The equivalent scatterer size for calcified plaques indicate an interesting clustering phenomenon, in the range of 100µm~150µm, while the scatterer size for soft plaques is spread out in a larger range. In ultrasound B-mode images, calcified plaques can be clearly identified, while other plaque tissue with complex structure and components may have been identified as soft plaques. In addition, plaque tissue is significantly inhomogenous, and the soft plaque could contain lipid crystals, fibrous tissue, hemorrhagic material, cell debris, etc, therefore the scattering properties could vary. In the previous ex-vivo paper [25], the attenuation coefficient slope vs. scatterer size plot exhibits a similar trend.
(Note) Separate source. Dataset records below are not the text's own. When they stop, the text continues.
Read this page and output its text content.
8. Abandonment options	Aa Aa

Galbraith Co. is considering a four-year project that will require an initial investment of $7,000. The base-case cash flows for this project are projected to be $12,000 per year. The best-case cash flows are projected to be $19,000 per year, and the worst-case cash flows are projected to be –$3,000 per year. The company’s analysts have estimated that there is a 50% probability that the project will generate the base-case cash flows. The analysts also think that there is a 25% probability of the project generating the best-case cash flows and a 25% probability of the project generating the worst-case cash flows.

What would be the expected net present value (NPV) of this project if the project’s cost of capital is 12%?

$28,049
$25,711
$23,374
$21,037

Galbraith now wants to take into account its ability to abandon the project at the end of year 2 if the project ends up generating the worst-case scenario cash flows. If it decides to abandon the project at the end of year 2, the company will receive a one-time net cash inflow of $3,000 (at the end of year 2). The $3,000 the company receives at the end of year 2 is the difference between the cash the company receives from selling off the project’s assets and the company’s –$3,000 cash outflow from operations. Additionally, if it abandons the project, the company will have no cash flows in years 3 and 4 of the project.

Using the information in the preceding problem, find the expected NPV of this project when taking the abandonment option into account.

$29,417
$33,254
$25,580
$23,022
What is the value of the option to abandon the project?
The larger number of ROI in the ex-vivo paper would also impact the distribution of the equivalent scatterer size and the attenuation coefficient slope presented.
Conclusion
The preliminary in-vivo results presented in this paper indicate that the attenuation coefficient and equivalent scatterer size parameter estimated using Faran’s theory present a good combination of UTC parameters for the differentiation between soft and calcified plaques. Softer plaques, especially lipid rich with a thin fibrous cap are more likely to be unstable when compared to calcified plaques. It is therefore of interest to detect softer plaques prior to its development as a hemodynamically significant lesion in the artery. The UTC parameters described in this paper have the potential to be utilized as a screening technique for the detection and differentiation of softer from calcified plaques.
Acknowledgements
We are grateful to Professors James A. Zagzebski and Timothy Hall for insightful conversations regarding acoustic scattering physics and modeling of soft tissues. This work is supported in part by start-up funds from the University of Wisconsin-Madison Medical School and Graduate School and NIH grant R21 EB003853. Mr. McCormick is supported by NIH training Grant T90DK070079 and R90DK071515 from the National Institute of Diabetes And Digestive And Kidney Diseases.